L'histoire :
Walid est un jeune manifestant qui s'investit totalement dans les mouvements de rue de ce début 2013, dans la région du Kef. Saïf, son frère plus raisonnable, vit à Tunis où il poursuit ses études. La famille a soutenu la révolution qui, deux ans plus tôt, a permis la chute de Ben Ali, qui tenait le pays sous sa coupe autoritaire depuis trente ans. Les deux jeunes hommes s'opposent dans leur vision de l'action nécessaire pour faire évoluer le pays, Saïf tentant de convaincre son frère de ne pas prendre autant de risques. Aziz, le colocataire de Saïf, vient juste de trouver un job dans un centre d'appels, mais il réalise très vite que son salaire ne lui permettra pas de mettre de l'argent de côté. Il aimerait pouvoir offrir à sa petite amie Meriem un projet de vie, mais se rend compte que l'horizon reste bouché pour qui n'a pas les bonnes relations. La société tunisienne reste totalement inégalitaire. Elle n'offre pas les mêmes chances à tous. Alors certains pensent à partir vers la France, tandis que d'autres continuent de placer la sociale et politique lutte au cœur de leur vie. Lorsque le chef d'un parti de gauche est assassiné, les manifestations prennent une autre tournure, et se dirigent plus clairement contre Ennahda, le parti islamiste qui avait emporté la majorité aux élections deux ans plus tôt.
Ce qu'on en pense sur la planète BD :
Pour cet album en tant qu'auteur complet (autrice complète ?), Hélène Aldeguer poursuit dans la veine historique contemporaine de ses premiers travaux.
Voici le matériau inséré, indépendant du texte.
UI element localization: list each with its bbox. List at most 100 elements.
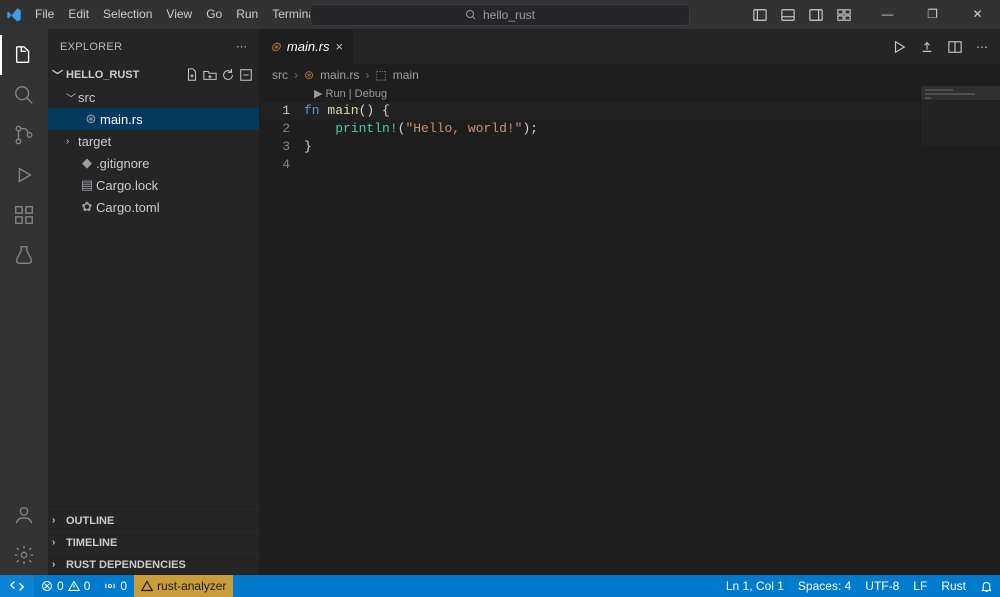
toml-file-icon: ✿ <box>78 199 96 215</box>
line-text: fn main() { <box>304 102 390 120</box>
menu-edit[interactable]: Edit <box>61 0 96 29</box>
customize-layout-icon[interactable] <box>837 8 865 22</box>
activity-settings[interactable] <box>0 535 48 575</box>
chevron-right-icon: › <box>365 68 369 82</box>
editor-area: ⊛ main.rs × ⋯ src › ⊛ main.rs › ⬚ main ▶… <box>260 29 1000 575</box>
command-center[interactable]: hello_rust <box>310 4 690 26</box>
eol-status[interactable]: LF <box>906 575 934 597</box>
more-icon[interactable]: ⋯ <box>976 40 988 54</box>
ports-indicator[interactable]: 0 <box>97 575 134 597</box>
code-line[interactable]: 4 <box>260 156 1000 174</box>
sidebar-more-icon[interactable]: ⋯ <box>236 40 247 53</box>
code-line[interactable]: 1fn main() { <box>260 102 1000 120</box>
new-file-icon[interactable] <box>185 68 199 82</box>
code-line[interactable]: 3} <box>260 138 1000 156</box>
rust-file-icon: ⊛ <box>270 39 281 55</box>
vscode-logo <box>0 7 28 23</box>
menu-selection[interactable]: Selection <box>96 0 159 29</box>
tree-file-cargo-toml[interactable]: ✿Cargo.toml <box>48 196 259 218</box>
problems-indicator[interactable]: 0 0 <box>34 575 97 597</box>
activity-search[interactable] <box>0 75 48 115</box>
folder-name: HELLO_RUST <box>66 69 139 81</box>
tab-main-rs[interactable]: ⊛ main.rs × <box>260 29 354 64</box>
menu-view[interactable]: View <box>159 0 199 29</box>
rust-file-icon: ⊛ <box>304 68 314 82</box>
line-number: 3 <box>260 138 304 156</box>
menu-file[interactable]: File <box>28 0 61 29</box>
cursor-position[interactable]: Ln 1, Col 1 <box>719 575 791 597</box>
line-number: 4 <box>260 156 304 174</box>
file-tree: ﹀src ⊛main.rs ›target ◆.gitignore ▤Cargo… <box>48 86 259 218</box>
notifications-icon[interactable] <box>973 575 1000 597</box>
refresh-icon[interactable] <box>221 68 235 82</box>
radio-icon <box>104 580 116 592</box>
section-timeline[interactable]: ›TIMELINE <box>48 531 259 553</box>
split-editor-icon[interactable] <box>948 40 962 54</box>
code-line[interactable]: 2 println!("Hello, world!"); <box>260 120 1000 138</box>
indentation-status[interactable]: Spaces: 4 <box>791 575 858 597</box>
new-folder-icon[interactable] <box>203 68 217 82</box>
window-close[interactable]: ✕ <box>955 0 1000 29</box>
line-number: 1 <box>260 102 304 120</box>
activity-account[interactable] <box>0 495 48 535</box>
rust-analyzer-label: rust-analyzer <box>157 579 226 593</box>
tree-file-gitignore[interactable]: ◆.gitignore <box>48 152 259 174</box>
symbol-function-icon: ⬚ <box>375 68 386 82</box>
tree-file-cargo-lock[interactable]: ▤Cargo.lock <box>48 174 259 196</box>
chevron-right-icon: › <box>294 68 298 82</box>
warning-icon <box>68 580 80 592</box>
window-maximize[interactable]: ❐ <box>910 0 955 29</box>
folder-header[interactable]: ﹀ HELLO_RUST <box>48 64 259 86</box>
breadcrumb-file[interactable]: main.rs <box>320 68 359 82</box>
menu-go[interactable]: Go <box>199 0 229 29</box>
code-editor[interactable]: 1fn main() {2 println!("Hello, world!");… <box>260 102 1000 174</box>
explorer-sidebar: EXPLORER ⋯ ﹀ HELLO_RUST ﹀src ⊛main.rs ›t… <box>48 29 260 575</box>
line-number: 2 <box>260 120 304 138</box>
gitignore-icon: ◆ <box>78 155 96 171</box>
activity-testing[interactable] <box>0 235 48 275</box>
run-icon[interactable] <box>892 40 906 54</box>
codelens-run-debug[interactable]: ▶ Run | Debug <box>260 86 1000 102</box>
window-minimize[interactable]: — <box>865 0 910 29</box>
minimap[interactable] <box>920 86 1000 146</box>
secondary-sidebar-toggle-icon[interactable] <box>809 8 837 22</box>
line-text: } <box>304 138 312 156</box>
rust-file-icon: ⊛ <box>82 111 100 127</box>
chevron-down-icon: ﹀ <box>52 67 66 83</box>
ports-count: 0 <box>120 579 127 593</box>
upload-icon[interactable] <box>920 40 934 54</box>
panel-toggle-icon[interactable] <box>781 8 809 22</box>
activity-run-debug[interactable] <box>0 155 48 195</box>
title-bar: File Edit Selection View Go Run Terminal… <box>0 0 1000 29</box>
error-icon <box>41 580 53 592</box>
chevron-right-icon: › <box>52 515 66 526</box>
breadcrumb[interactable]: src › ⊛ main.rs › ⬚ main <box>260 64 1000 86</box>
breadcrumb-src[interactable]: src <box>272 68 288 82</box>
warning-icon <box>141 580 153 592</box>
primary-sidebar-toggle-icon[interactable] <box>753 8 781 22</box>
tab-close-icon[interactable]: × <box>336 39 344 54</box>
encoding-status[interactable]: UTF-8 <box>858 575 906 597</box>
tree-file-main-rs[interactable]: ⊛main.rs <box>48 108 259 130</box>
chevron-right-icon: › <box>52 559 66 570</box>
editor-tabs: ⊛ main.rs × ⋯ <box>260 29 1000 64</box>
activity-extensions[interactable] <box>0 195 48 235</box>
menu-run[interactable]: Run <box>229 0 265 29</box>
section-rust-deps[interactable]: ›RUST DEPENDENCIES <box>48 553 259 575</box>
search-icon <box>465 9 477 21</box>
tab-label: main.rs <box>287 39 330 54</box>
remote-indicator[interactable] <box>0 575 34 597</box>
language-mode[interactable]: Rust <box>934 575 973 597</box>
rust-analyzer-status[interactable]: rust-analyzer <box>134 575 233 597</box>
breadcrumb-symbol[interactable]: main <box>393 68 419 82</box>
sidebar-title: EXPLORER <box>60 41 122 53</box>
chevron-down-icon: ﹀ <box>66 90 78 105</box>
section-outline[interactable]: ›OUTLINE <box>48 509 259 531</box>
activity-source-control[interactable] <box>0 115 48 155</box>
error-count: 0 <box>57 579 64 593</box>
lock-file-icon: ▤ <box>78 177 96 193</box>
tree-dir-src[interactable]: ﹀src <box>48 86 259 108</box>
collapse-icon[interactable] <box>239 68 253 82</box>
tree-dir-target[interactable]: ›target <box>48 130 259 152</box>
activity-explorer[interactable] <box>0 35 48 75</box>
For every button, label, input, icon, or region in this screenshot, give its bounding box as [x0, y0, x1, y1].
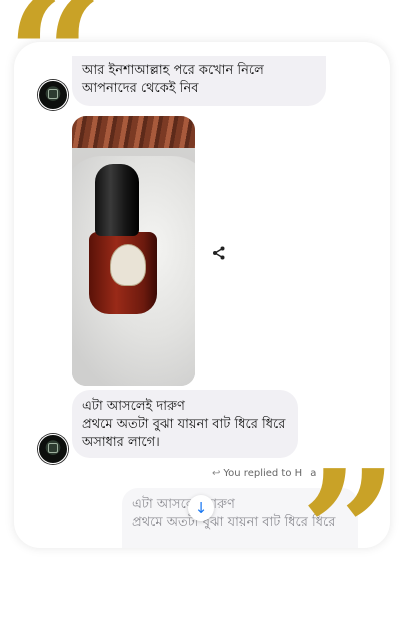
message-bubble-incoming[interactable]: আর ইনশাআল্লাহ পরে কখোন নিলে আপনাদের থেকে… — [72, 56, 326, 106]
avatar[interactable] — [38, 434, 68, 464]
message-text-line: অসাধার লাগে। — [82, 435, 160, 450]
reply-arrow-icon: ↩ — [212, 468, 221, 479]
close-quote-mark: ” — [300, 433, 398, 633]
photo-bottle-label — [110, 244, 146, 286]
arrow-down-icon: ↓ — [194, 499, 208, 517]
scroll-to-bottom-button[interactable]: ↓ — [188, 495, 214, 521]
photo-bottle-cap — [95, 164, 139, 236]
message-text-line: আপনাদের থেকেই নিব — [82, 81, 199, 96]
share-icon — [213, 246, 225, 259]
message-text-line: আর ইনশাআল্লাহ পরে কখোন নিলে — [82, 63, 264, 78]
message-text-line: এটা আসলেই দারুণ — [82, 399, 185, 414]
message-text-line: প্রথমে অতটা বুঝা যায়না বাট ধিরে ধিরে — [82, 417, 286, 432]
share-button[interactable] — [206, 240, 232, 266]
message-bubble-incoming[interactable]: এটা আসলেই দারুণ প্রথমে অতটা বুঝা যায়না … — [72, 390, 298, 458]
reply-label: You replied to — [223, 468, 292, 479]
open-quote-mark: “ — [6, 0, 104, 157]
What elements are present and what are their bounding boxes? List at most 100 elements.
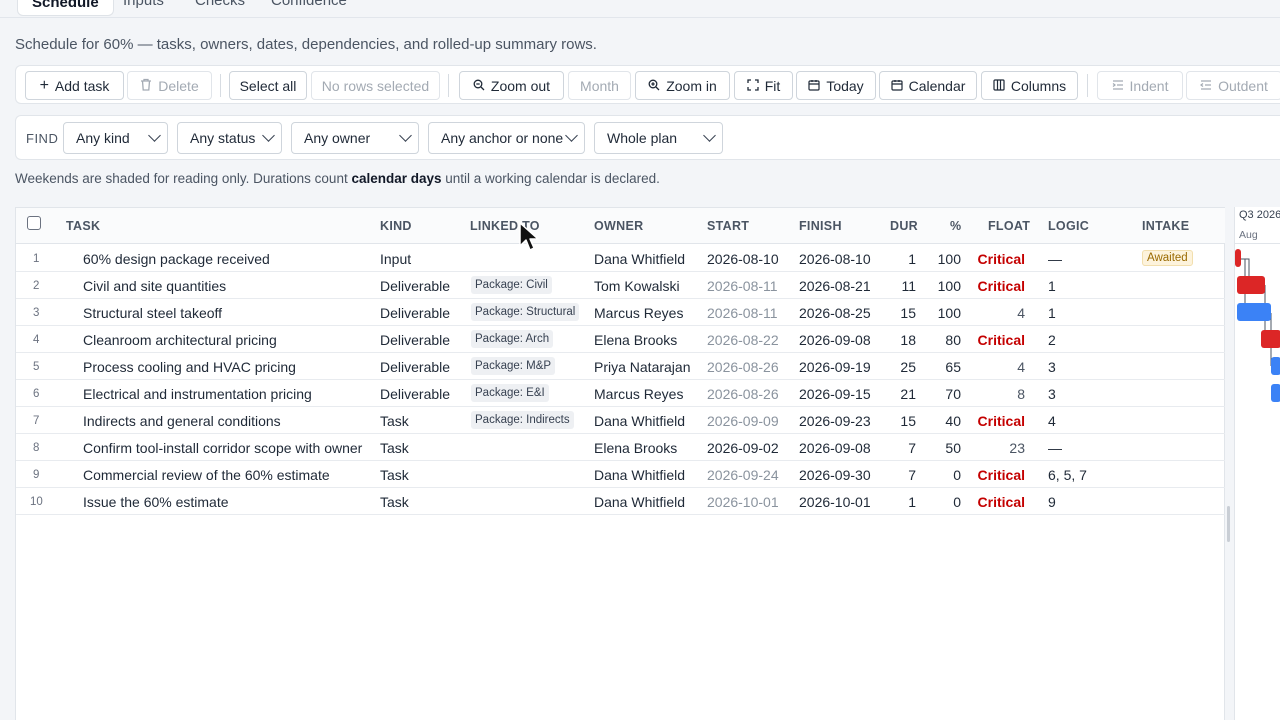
kind-cell: Deliverable — [380, 359, 451, 375]
row-number: 7 — [33, 415, 40, 427]
chevron-down-icon — [148, 129, 161, 142]
percent-cell: 100 — [937, 305, 961, 321]
outdent-button[interactable]: Outdent — [1186, 71, 1280, 100]
table-row[interactable]: 3 Structural steel takeoff Deliverable Pack… — [16, 299, 1225, 326]
logic-cell: 3 — [1048, 359, 1056, 375]
indent-icon — [1112, 79, 1124, 92]
col-start[interactable]: START — [707, 219, 749, 233]
zoom-out-label: Zoom out — [490, 77, 551, 94]
finish-cell: 2026-09-19 — [799, 359, 871, 375]
finish-cell: 2026-09-23 — [799, 413, 871, 429]
add-task-button[interactable]: + Add task — [25, 71, 124, 100]
mouse-cursor-icon — [519, 222, 539, 251]
finish-cell: 2026-08-25 — [799, 305, 871, 321]
row-number: 9 — [33, 469, 40, 481]
col-float[interactable]: FLOAT — [988, 219, 1030, 233]
owner-filter-value: Any owner — [304, 130, 371, 146]
start-cell: 2026-08-26 — [707, 386, 779, 402]
grid-scrollbar[interactable] — [1227, 506, 1230, 542]
start-cell: 2026-08-26 — [707, 359, 779, 375]
owner-cell: Marcus Reyes — [594, 305, 684, 321]
table-row[interactable]: 10 Issue the 60% estimate Task Dana Whitfie… — [16, 488, 1225, 515]
anchor-filter-select[interactable]: Any anchor or none — [428, 122, 585, 154]
linked-package-tag: Package: Arch — [471, 330, 554, 348]
table-row[interactable]: 4 Cleanroom architectural pricing Delivera… — [16, 326, 1225, 353]
owner-cell: Priya Natarajan — [594, 359, 691, 375]
gantt-bar-row-2[interactable] — [1237, 276, 1265, 294]
scope-filter-select[interactable]: Whole plan — [594, 122, 723, 154]
select-all-checkbox[interactable] — [27, 216, 41, 230]
task-name-cell: Cleanroom architectural pricing — [83, 332, 277, 348]
kind-cell: Task — [380, 413, 409, 429]
owner-filter-select[interactable]: Any owner — [291, 122, 419, 154]
finish-cell: 2026-10-01 — [799, 494, 871, 510]
trash-icon — [140, 78, 152, 93]
table-row[interactable]: 2 Civil and site quantities Deliverable Pac… — [16, 272, 1225, 299]
calendar-label: Calendar — [908, 77, 966, 94]
calendar-button[interactable]: Calendar — [879, 71, 977, 100]
page-subtitle: Schedule for 60% — tasks, owners, dates,… — [15, 36, 597, 53]
col-intake[interactable]: INTAKE — [1142, 219, 1189, 233]
col-finish[interactable]: FINISH — [799, 219, 842, 233]
gantt-panel[interactable]: Q3 2026 Aug — [1234, 207, 1280, 720]
col-task[interactable]: TASK — [66, 219, 100, 233]
columns-icon — [993, 78, 1005, 93]
gantt-bar-row-4[interactable] — [1261, 330, 1280, 348]
tab-confidence[interactable]: Confidence — [271, 0, 347, 9]
table-row[interactable]: 5 Process cooling and HVAC pricing Deliver… — [16, 353, 1225, 380]
delete-button[interactable]: Delete — [127, 71, 212, 100]
columns-button[interactable]: Columns — [981, 71, 1078, 100]
indent-button[interactable]: Indent — [1097, 71, 1183, 100]
status-filter-select[interactable]: Any status — [177, 122, 282, 154]
tab-inputs[interactable]: Inputs — [123, 0, 164, 9]
float-cell: 23 — [1009, 440, 1025, 456]
today-label: Today — [826, 77, 864, 94]
owner-cell: Tom Kowalski — [594, 278, 680, 294]
today-button[interactable]: Today — [796, 71, 876, 100]
zoom-in-button[interactable]: Zoom in — [635, 71, 730, 100]
gantt-bar-row-3[interactable] — [1237, 303, 1271, 321]
percent-cell: 100 — [937, 278, 961, 294]
gantt-bar-row-1[interactable] — [1235, 249, 1241, 267]
delete-label: Delete — [158, 77, 199, 94]
task-name-cell: Confirm tool-install corridor scope with… — [83, 440, 363, 456]
tab-schedule[interactable]: Schedule — [17, 0, 114, 16]
col-logic[interactable]: LOGIC — [1048, 219, 1089, 233]
kind-filter-select[interactable]: Any kind — [63, 122, 168, 154]
month-button[interactable]: Month — [568, 71, 631, 100]
duration-cell: 18 — [900, 332, 916, 348]
table-row[interactable]: 1 60% design package received Input Dana Wh… — [16, 245, 1225, 272]
float-cell: Critical — [977, 494, 1025, 510]
row-number: 4 — [33, 334, 40, 346]
table-row[interactable]: 6 Electrical and instrumentation pricing D… — [16, 380, 1225, 407]
col-percent[interactable]: % — [950, 219, 961, 233]
table-row[interactable]: 8 Confirm tool-install corridor scope wit… — [16, 434, 1225, 461]
task-name-cell: Commercial review of the 60% estimate — [83, 467, 330, 483]
fit-button[interactable]: Fit — [734, 71, 793, 100]
note-text-end: until a working calendar is declared. — [441, 171, 660, 186]
owner-cell: Dana Whitfield — [594, 413, 686, 429]
find-bar: FIND Any kind Any status Any owner Any a… — [15, 115, 1280, 160]
tab-checks[interactable]: Checks — [195, 0, 245, 9]
gantt-bar-row-6[interactable] — [1271, 384, 1280, 402]
finish-cell: 2026-08-10 — [799, 251, 871, 267]
col-dur[interactable]: DUR — [890, 219, 918, 233]
start-cell: 2026-09-24 — [707, 467, 779, 483]
select-all-button[interactable]: Select all — [229, 71, 307, 100]
percent-cell: 65 — [945, 359, 961, 375]
row-number: 1 — [33, 253, 40, 265]
note-text: Weekends are shaded for reading only. Du… — [15, 171, 352, 186]
find-label: FIND — [26, 131, 59, 146]
percent-cell: 70 — [945, 386, 961, 402]
table-row[interactable]: 9 Commercial review of the 60% estimate Ta… — [16, 461, 1225, 488]
float-cell: 4 — [1017, 305, 1025, 321]
gantt-bar-row-5[interactable] — [1271, 357, 1280, 375]
table-row[interactable]: 7 Indirects and general conditions Task Pac… — [16, 407, 1225, 434]
no-rows-selected-button[interactable]: No rows selected — [311, 71, 440, 100]
percent-cell: 0 — [953, 467, 961, 483]
toolbar: + Add task Delete Select all No rows sel… — [15, 65, 1280, 104]
col-owner[interactable]: OWNER — [594, 219, 643, 233]
anchor-filter-value: Any anchor or none — [441, 130, 564, 146]
col-kind[interactable]: KIND — [380, 219, 412, 233]
zoom-out-button[interactable]: Zoom out — [459, 71, 564, 100]
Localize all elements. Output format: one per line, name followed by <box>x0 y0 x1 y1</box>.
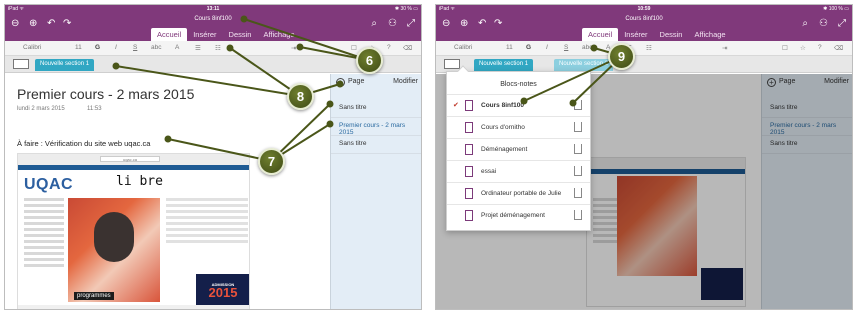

L'histoire politique tunisienne est au cœur du livre, précisément centrée sur quelques mois de 2013 qui représentent un basculement, un peu plus d'un an après la victoire d'un parti religieux aux élections législatives. La jeunesse se révolte contre les promesses non tenues du vent de liberté qui avait emporté le pays, et découvre l'élimination d'opposants politiques, comme sous l'ancien régime. La Tunisie a été vue comme le plus paisible, pourrait-on dire, des pays arabes aux prises avec un printemps révolutionnaire. Mais les mésaventures de Saïf et ses amis nous montrent que les enjeux politiques de la reconstruction d'une société y ont provoqué des tensions graves. Le style d'Aldeguer est plutôt moderne, des traits fins et des noirs sans nuances, et des personnages qui évoluent sur des décors sans ombres, parfois très stylisés. Une approche qui colle assez bien à l'ambiance journalistique de son récit, plus soignée graphiquement que certains carnets de voyage qui font la joie des éditeurs de romans graphiques. Il faut un peu de connaissance de la situation politique en Tunisie sur ces dernières années pour apprécier le contexte de ce reportage aux côtés d'une famille et d'amis, juste après la chute du pouvoir absolu incarné par Ben Ali. Les explications en fin d'album sont probablement à lire en tout premier, tant le créneau choisi est relativement précis et mérite des éclairages. Une fois tout cela mis en place, le destin de ces jeunes tunisiens est plutôt captivant, et raconté avec un mélange équilibré de points de vue, politique, social et humain.